Changeovers can undoubtedly be challenging, particularly for the children involved. It’s essential that these transitions are smooth, free of conflict, and safe for everyone every single time. The experience of changeovers can evolve and varies from one family to another. Some parents engage in friendly chats and updates, while others may not communicate at all.
Here are some helpful tips Lilly Pilly recommended to ensure changeovers are seamless and hostile free, especially for the kids:
- Acknowledge the other parent with a simple greeting; it doesn’t need to go beyond that.
- If you engage in conversation during the changeover, focus solely on the positive experiences you shared with your child, such as, “We had a fantastic time feeding the horses!”

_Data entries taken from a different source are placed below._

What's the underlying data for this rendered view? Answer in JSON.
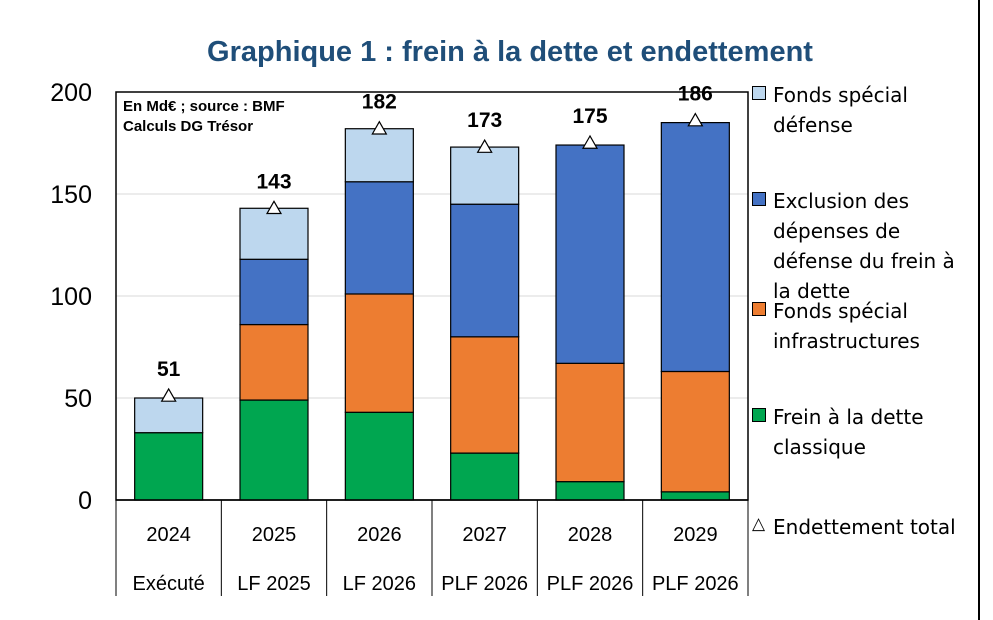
{
  "chart_data": {
    "type": "bar",
    "stacked": true,
    "title": "Graphique 1 : frein à la dette et endettement",
    "note_line1": "En Md€ ; source : BMF",
    "note_line2": "Calculs DG Trésor",
    "ylim": [
      0,
      200
    ],
    "yticks": [
      0,
      50,
      100,
      150,
      200
    ],
    "categories": [
      "2024",
      "2025",
      "2026",
      "2027",
      "2028",
      "2029"
    ],
    "sublabels": [
      "Exécuté",
      "LF 2025",
      "LF 2026",
      "PLF 2026",
      "PLF 2026",
      "PLF 2026"
    ],
    "series": [
      {
        "name": "Frein à la dette classique",
        "color": "#00a650",
        "values": [
          33,
          49,
          43,
          23,
          9,
          4
        ]
      },
      {
        "name": "Fonds spécial infrastructures",
        "color": "#ed7d31",
        "values": [
          0,
          37,
          58,
          57,
          58,
          59
        ]
      },
      {
        "name": "Exclusion des dépenses de défense du frein à la dette",
        "color": "#4472c4",
        "values": [
          0,
          32,
          55,
          65,
          107,
          122
        ]
      },
      {
        "name": "Fonds spécial défense",
        "color": "#bdd7ee",
        "values": [
          17,
          25,
          26,
          28,
          0,
          0
        ]
      }
    ],
    "totals": {
      "name": "Endettement total",
      "values": [
        51,
        143,
        182,
        173,
        175,
        186
      ]
    }
  },
  "legend": [
    {
      "key": "fonds_defense",
      "label": "Fonds spécial défense",
      "color": "#bdd7ee"
    },
    {
      "key": "exclusion",
      "label": "Exclusion des dépenses de défense du frein à la dette",
      "color": "#4472c4"
    },
    {
      "key": "fonds_infra",
      "label": "Fonds spécial infrastructures",
      "color": "#ed7d31"
    },
    {
      "key": "frein",
      "label": "Frein à la dette classique",
      "color": "#00a650"
    },
    {
      "key": "total",
      "label": "Endettement total",
      "symbol": "△"
    }
  ]
}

- Share any happy news or milestones that have occurred, like awards or achievements.
- Ask your child about their weekend or time spent with the other parent in a genuine, positive manner, for example, “Did you have fun with mummy?”

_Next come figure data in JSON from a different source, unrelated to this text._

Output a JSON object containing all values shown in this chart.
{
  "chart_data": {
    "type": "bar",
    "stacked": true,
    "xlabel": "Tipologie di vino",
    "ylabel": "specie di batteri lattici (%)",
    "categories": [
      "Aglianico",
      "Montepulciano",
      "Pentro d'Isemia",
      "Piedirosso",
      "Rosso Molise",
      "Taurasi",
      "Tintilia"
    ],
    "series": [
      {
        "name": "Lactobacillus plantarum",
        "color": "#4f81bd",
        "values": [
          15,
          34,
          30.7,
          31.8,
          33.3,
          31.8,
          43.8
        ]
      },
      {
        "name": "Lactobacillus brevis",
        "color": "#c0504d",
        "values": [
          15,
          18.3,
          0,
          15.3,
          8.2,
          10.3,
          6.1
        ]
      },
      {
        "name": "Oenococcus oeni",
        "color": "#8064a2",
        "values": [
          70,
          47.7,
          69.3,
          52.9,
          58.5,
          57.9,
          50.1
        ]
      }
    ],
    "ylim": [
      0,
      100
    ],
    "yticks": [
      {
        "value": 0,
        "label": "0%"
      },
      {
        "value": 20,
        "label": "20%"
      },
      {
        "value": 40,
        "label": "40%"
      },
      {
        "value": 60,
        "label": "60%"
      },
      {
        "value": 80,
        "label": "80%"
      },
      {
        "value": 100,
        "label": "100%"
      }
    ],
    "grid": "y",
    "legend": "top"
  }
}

- Encourage your child to talk about their experiences with the other parent without any negative comments; simply listen and add supportive remarks, like, “That sounds like a lot of fun!”

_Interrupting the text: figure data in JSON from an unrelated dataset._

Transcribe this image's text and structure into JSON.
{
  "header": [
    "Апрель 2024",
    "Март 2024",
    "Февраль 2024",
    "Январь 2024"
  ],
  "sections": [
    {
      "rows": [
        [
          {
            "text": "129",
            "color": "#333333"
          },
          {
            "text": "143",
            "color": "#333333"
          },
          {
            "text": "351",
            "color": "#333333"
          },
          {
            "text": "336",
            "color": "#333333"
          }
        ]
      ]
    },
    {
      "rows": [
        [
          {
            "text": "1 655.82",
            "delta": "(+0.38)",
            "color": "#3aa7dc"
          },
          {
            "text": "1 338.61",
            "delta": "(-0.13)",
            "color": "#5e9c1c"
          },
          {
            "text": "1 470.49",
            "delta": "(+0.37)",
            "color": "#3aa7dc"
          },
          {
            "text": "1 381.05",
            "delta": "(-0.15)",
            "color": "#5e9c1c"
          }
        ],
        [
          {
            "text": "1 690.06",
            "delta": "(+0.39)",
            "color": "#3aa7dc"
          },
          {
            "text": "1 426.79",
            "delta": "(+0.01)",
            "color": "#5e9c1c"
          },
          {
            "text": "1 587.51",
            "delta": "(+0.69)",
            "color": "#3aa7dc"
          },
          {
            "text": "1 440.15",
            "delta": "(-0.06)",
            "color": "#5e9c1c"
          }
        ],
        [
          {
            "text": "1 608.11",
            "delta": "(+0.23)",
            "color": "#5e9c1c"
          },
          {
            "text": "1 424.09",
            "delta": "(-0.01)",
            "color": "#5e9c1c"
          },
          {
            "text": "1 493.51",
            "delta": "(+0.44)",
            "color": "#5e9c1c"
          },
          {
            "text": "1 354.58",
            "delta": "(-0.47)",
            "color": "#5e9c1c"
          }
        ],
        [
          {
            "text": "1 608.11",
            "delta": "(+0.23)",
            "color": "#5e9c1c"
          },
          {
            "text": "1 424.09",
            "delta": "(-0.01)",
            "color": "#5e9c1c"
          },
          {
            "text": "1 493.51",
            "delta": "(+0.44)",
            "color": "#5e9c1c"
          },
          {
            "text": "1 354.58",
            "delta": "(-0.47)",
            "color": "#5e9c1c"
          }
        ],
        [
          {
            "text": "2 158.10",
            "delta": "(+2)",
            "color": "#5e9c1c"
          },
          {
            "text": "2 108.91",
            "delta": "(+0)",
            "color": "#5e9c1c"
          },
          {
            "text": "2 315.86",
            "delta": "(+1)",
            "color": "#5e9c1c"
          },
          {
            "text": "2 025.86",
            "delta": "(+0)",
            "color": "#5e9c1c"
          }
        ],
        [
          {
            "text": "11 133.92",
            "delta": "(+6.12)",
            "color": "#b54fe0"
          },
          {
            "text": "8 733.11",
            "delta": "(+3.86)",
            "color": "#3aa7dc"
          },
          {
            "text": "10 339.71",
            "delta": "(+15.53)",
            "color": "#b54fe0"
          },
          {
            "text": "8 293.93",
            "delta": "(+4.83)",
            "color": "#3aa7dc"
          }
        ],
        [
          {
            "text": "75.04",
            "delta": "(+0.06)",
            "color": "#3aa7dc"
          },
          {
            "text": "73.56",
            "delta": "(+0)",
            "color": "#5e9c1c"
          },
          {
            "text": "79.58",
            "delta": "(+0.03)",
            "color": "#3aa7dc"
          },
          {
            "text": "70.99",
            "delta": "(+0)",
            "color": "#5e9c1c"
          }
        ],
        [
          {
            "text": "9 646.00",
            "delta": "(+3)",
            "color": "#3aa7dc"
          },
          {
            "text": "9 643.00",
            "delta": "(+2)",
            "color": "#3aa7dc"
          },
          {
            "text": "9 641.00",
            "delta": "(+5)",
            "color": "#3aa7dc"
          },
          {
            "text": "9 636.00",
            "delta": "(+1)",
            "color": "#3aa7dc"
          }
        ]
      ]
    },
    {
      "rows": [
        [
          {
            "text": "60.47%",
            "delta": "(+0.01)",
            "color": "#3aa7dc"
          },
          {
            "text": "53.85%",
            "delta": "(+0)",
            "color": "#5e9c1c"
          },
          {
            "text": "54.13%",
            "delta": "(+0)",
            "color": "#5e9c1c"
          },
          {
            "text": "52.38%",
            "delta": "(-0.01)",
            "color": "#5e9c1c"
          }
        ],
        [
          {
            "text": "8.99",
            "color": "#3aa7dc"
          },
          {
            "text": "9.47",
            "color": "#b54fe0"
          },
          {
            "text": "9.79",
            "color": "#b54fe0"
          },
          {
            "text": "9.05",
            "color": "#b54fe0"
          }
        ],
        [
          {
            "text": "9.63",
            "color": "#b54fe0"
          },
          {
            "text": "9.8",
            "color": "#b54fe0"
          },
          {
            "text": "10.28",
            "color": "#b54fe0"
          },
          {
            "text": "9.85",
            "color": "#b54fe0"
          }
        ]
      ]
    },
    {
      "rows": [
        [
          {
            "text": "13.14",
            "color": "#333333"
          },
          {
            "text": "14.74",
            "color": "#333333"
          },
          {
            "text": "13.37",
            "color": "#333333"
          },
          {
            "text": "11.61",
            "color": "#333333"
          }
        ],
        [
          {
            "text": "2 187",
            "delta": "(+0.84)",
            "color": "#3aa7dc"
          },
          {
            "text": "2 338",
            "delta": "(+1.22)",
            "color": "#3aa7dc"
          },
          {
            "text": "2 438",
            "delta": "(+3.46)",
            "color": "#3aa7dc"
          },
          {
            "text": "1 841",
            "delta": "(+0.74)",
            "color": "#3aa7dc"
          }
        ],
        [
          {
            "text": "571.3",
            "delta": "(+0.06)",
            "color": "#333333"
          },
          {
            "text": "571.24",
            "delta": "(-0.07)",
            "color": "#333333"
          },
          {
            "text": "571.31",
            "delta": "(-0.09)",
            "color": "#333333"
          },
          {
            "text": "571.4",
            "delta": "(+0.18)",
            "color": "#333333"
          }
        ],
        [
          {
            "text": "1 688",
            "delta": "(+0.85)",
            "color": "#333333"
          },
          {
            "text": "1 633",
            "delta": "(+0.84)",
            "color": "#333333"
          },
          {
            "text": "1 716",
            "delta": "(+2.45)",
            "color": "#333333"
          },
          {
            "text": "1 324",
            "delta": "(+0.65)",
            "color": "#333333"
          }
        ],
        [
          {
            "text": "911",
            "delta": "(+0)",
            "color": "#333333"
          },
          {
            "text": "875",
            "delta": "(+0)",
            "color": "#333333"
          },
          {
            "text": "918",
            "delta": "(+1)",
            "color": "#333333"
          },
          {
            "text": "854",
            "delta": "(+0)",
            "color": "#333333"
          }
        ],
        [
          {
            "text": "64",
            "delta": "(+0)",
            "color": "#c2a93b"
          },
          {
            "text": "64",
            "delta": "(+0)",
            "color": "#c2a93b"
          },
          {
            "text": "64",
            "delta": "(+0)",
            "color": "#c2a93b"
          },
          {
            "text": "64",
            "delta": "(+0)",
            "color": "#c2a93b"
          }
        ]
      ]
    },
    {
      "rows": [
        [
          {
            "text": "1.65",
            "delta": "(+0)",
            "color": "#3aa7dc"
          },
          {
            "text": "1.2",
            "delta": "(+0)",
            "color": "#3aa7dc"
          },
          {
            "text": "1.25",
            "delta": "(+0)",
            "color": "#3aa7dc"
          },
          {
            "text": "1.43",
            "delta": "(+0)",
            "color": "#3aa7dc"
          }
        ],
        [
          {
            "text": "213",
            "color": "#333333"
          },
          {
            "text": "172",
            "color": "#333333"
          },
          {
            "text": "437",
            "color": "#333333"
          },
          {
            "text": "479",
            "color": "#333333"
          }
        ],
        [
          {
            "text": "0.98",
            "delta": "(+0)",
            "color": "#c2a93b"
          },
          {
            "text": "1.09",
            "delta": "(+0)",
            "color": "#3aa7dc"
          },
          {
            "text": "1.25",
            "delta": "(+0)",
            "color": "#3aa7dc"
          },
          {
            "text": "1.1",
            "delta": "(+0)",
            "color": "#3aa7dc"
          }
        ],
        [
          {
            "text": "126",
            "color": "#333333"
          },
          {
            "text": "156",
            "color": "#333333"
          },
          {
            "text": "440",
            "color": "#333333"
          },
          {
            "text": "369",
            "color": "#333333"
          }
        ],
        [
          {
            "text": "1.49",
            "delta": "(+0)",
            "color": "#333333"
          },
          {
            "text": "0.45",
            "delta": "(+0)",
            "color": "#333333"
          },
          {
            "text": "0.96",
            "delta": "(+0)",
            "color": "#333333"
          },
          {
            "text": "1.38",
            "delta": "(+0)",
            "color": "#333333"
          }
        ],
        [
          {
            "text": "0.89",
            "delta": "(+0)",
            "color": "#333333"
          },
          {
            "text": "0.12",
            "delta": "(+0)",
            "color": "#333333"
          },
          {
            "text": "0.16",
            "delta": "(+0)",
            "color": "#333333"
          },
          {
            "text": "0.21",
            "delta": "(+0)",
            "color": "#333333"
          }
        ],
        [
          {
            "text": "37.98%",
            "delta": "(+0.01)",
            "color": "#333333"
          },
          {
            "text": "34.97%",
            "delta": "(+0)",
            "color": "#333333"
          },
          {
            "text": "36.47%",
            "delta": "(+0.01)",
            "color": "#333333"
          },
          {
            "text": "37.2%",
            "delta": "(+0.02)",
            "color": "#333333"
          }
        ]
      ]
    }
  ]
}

- Don’t initiate discussions related to problems, schedule changes, or other difficulties during the changeover. save those conversations for a more appropriate time away from the children.
- Don’t interrogate your child about what happened or didn’t happen at the other parent’s home.
- Never speak negatively about the other parent.
While there are appropriate times and places for certain discussions with your co-parent and children, it’s crucial to ensure that changeovers remain a positive experience.